Il y a la paix sur les champs verts comme la mort.
Le mouvement s'arrête. Brouillard dans les champs, les femmes enceintes.
Bientôt la journée va être sombre. Aucun signe de la mer.
Il y a encore quelques magasins sur le marché.
Je suppose que certaines des personnes qui sont restées à la maison ce matin le sont.
Quelque part, un mouton mange son foin.
A côté du berger affamé et agité.
Le brouillard dense n'aide personne à voyager.
Personne ne sait ce que la mer apportera.
La frénésie des yeux brille, le lieu de la peur.
Et à la Maison, après que la Maison brûle.
Le porteur de la Croix saigne maintenant avec sa robe.
Si l'or est trouvé, il sera pris.
Rob!Rob!
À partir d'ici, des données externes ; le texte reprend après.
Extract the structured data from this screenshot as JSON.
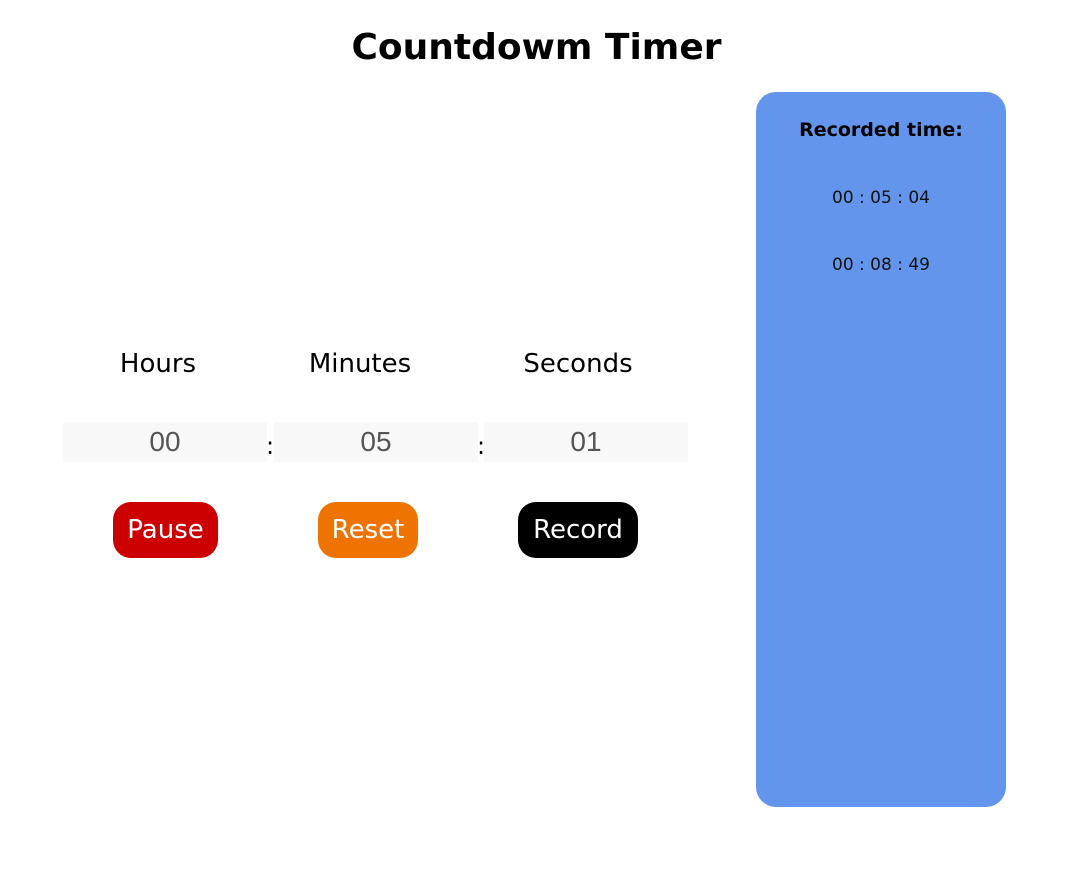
{
  "page": {
    "title": "Countdowm Timer"
  },
  "timer": {
    "labels": {
      "hours": "Hours",
      "minutes": "Minutes",
      "seconds": "Seconds"
    },
    "values": {
      "hours": "00",
      "minutes": "05",
      "seconds": "01"
    },
    "separator": ":"
  },
  "controls": {
    "pause_label": "Pause",
    "reset_label": "Reset",
    "record_label": "Record"
  },
  "recorded": {
    "title": "Recorded time:",
    "items": [
      "00 : 05 : 04",
      "00 : 08 : 49"
    ]
  },
  "colors": {
    "pause": "#cc0000",
    "reset": "#ee7300",
    "record": "#000000",
    "panel": "#6495ed"
  }
}
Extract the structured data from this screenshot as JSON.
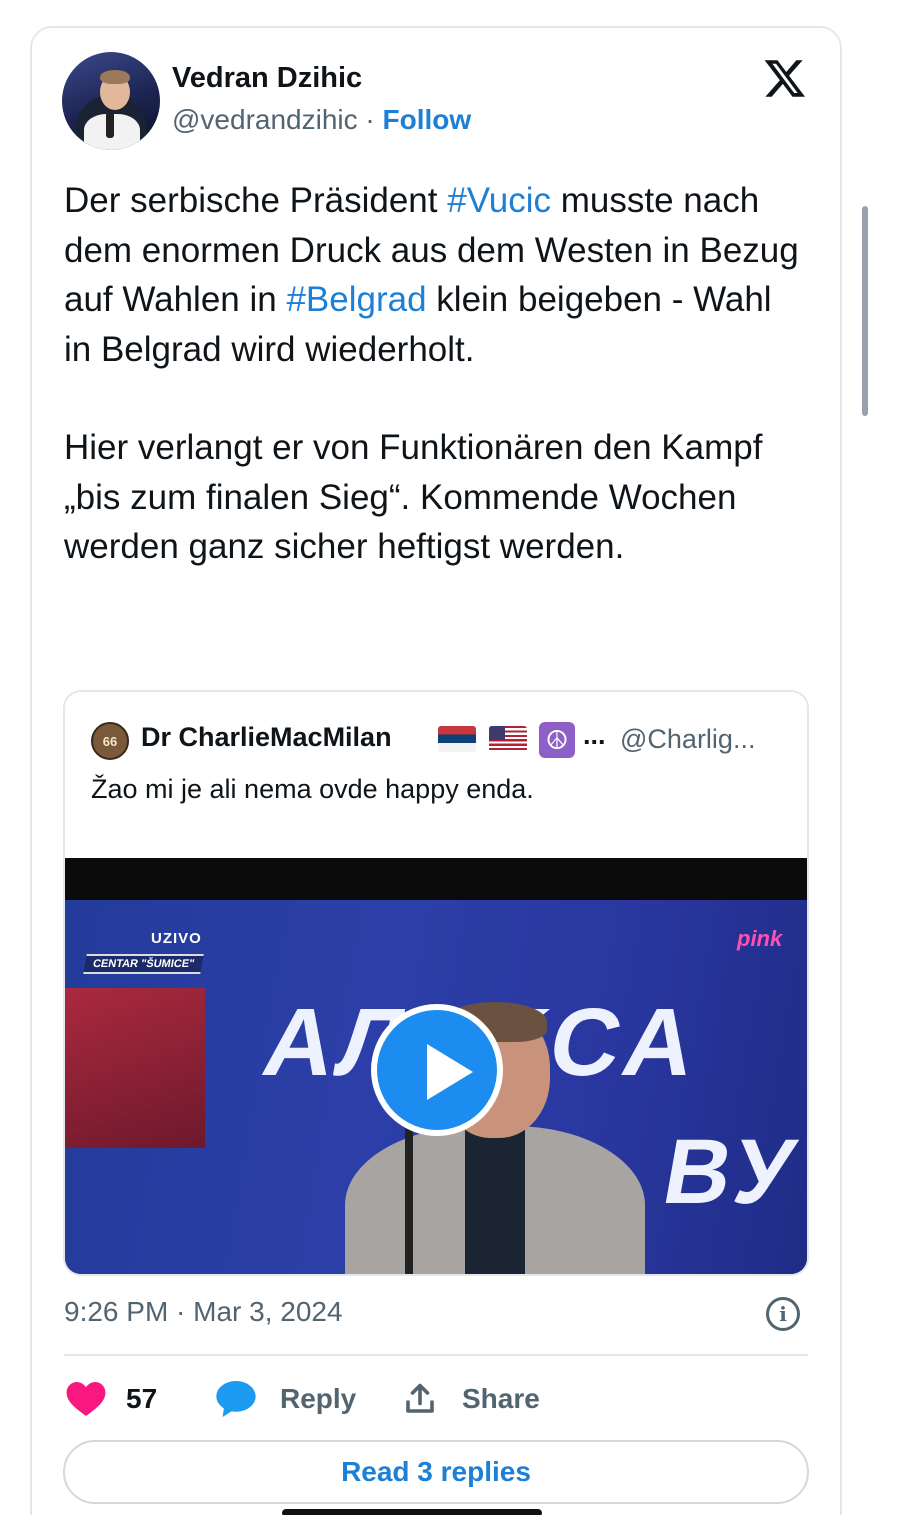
{
  "author": {
    "name": "Vedran Dzihic",
    "handle": "@vedrandzihic",
    "separator": "·",
    "follow_label": "Follow"
  },
  "tweet": {
    "paragraph1": [
      {
        "text": "Der serbische Präsident ",
        "hashtag": false
      },
      {
        "text": "#Vucic",
        "hashtag": true
      },
      {
        "text": " musste nach dem enormen Druck aus dem Westen in Bezug auf Wahlen in ",
        "hashtag": false
      },
      {
        "text": "#Belgrad",
        "hashtag": true
      },
      {
        "text": " klein beigeben - Wahl in Belgrad wird wiederholt.",
        "hashtag": false
      }
    ],
    "paragraph2": "Hier verlangt er von Funktionären den Kampf „bis zum finalen Sieg“. Kommende Wochen werden ganz sicher heftigst werden."
  },
  "quoted_tweet": {
    "avatar_text": "66",
    "name": "Dr CharlieMacMilan",
    "ellipsis": "...",
    "handle": "@Charlig...",
    "text": "Žao mi je ali nema ovde happy enda.",
    "video": {
      "overlay_live": "UZIVO",
      "overlay_location": "CENTAR \"ŠUMICE\"",
      "channel_logo": "pink",
      "backdrop_text_1": "AЛEKCA",
      "backdrop_text_2": "BУ"
    }
  },
  "meta": {
    "timestamp": "9:26 PM · Mar 3, 2024",
    "info_glyph": "i"
  },
  "actions": {
    "like_count": "57",
    "reply_label": "Reply",
    "share_label": "Share"
  },
  "read_replies_label": "Read 3 replies",
  "colors": {
    "link": "#1d7fd6",
    "like": "#f91880",
    "reply_bubble": "#1d9bf0",
    "muted": "#536471"
  },
  "icons": [
    "x-logo-icon",
    "heart-icon",
    "reply-bubble-icon",
    "share-icon",
    "info-icon",
    "play-icon"
  ]
}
De la fumée! Tuer!tuer! Maintenant, nous allons obtenir la vengeance!
C'est ainsi que vous trouvez enfin le village.
L'épée sur les ceintures repose, le soleil scintille.
Boire de sa pinte, parler longtemps.
Beaucoup de monde parle de l'apostat.
De l'autre côté de la mer, quelque part, il est venu ici.
Au-delà de la mer il a quitté sa famille.
Pendant un moment hésité, tressé haroo.
Je doute qu'il va revenir.
Sa famille a de l'argent, me dit-il.
Et le vorace de ce village sera content de l'entendre.
Eh bien, il y a toujours un trou.vous ne savez toujours pas.
La mort de chaque fraude est encaissée.
Le sang du renégat est le nôtre!
Nous pouvons l'obtenir même si nous devons tout brûler.
Vous pouvez payer ce que vous avez vendu pour cela.
Je suis la plaisanterie son frère de la frivolité.
Et personne ne le sait, ne pouvait pas le voir.
Quand, loin, le pays a contesté la stupidité.
Une décision pour son histoire, un silence de honte.
Bientôt les flammes dansantes seules.
Seul, est une belle plage sous le ciel.
Endroit calme pour ses blessures.
C'est ainsi que les navires sont lancés.
Il y a un bruit cassé quelque part.
Quelque part, un homme seul en ramant chante.
Poches pleines, direction est.
La lueur du feu montre le chemin de la nuit.
C'est comme ça que le vent nous ramène à la maison.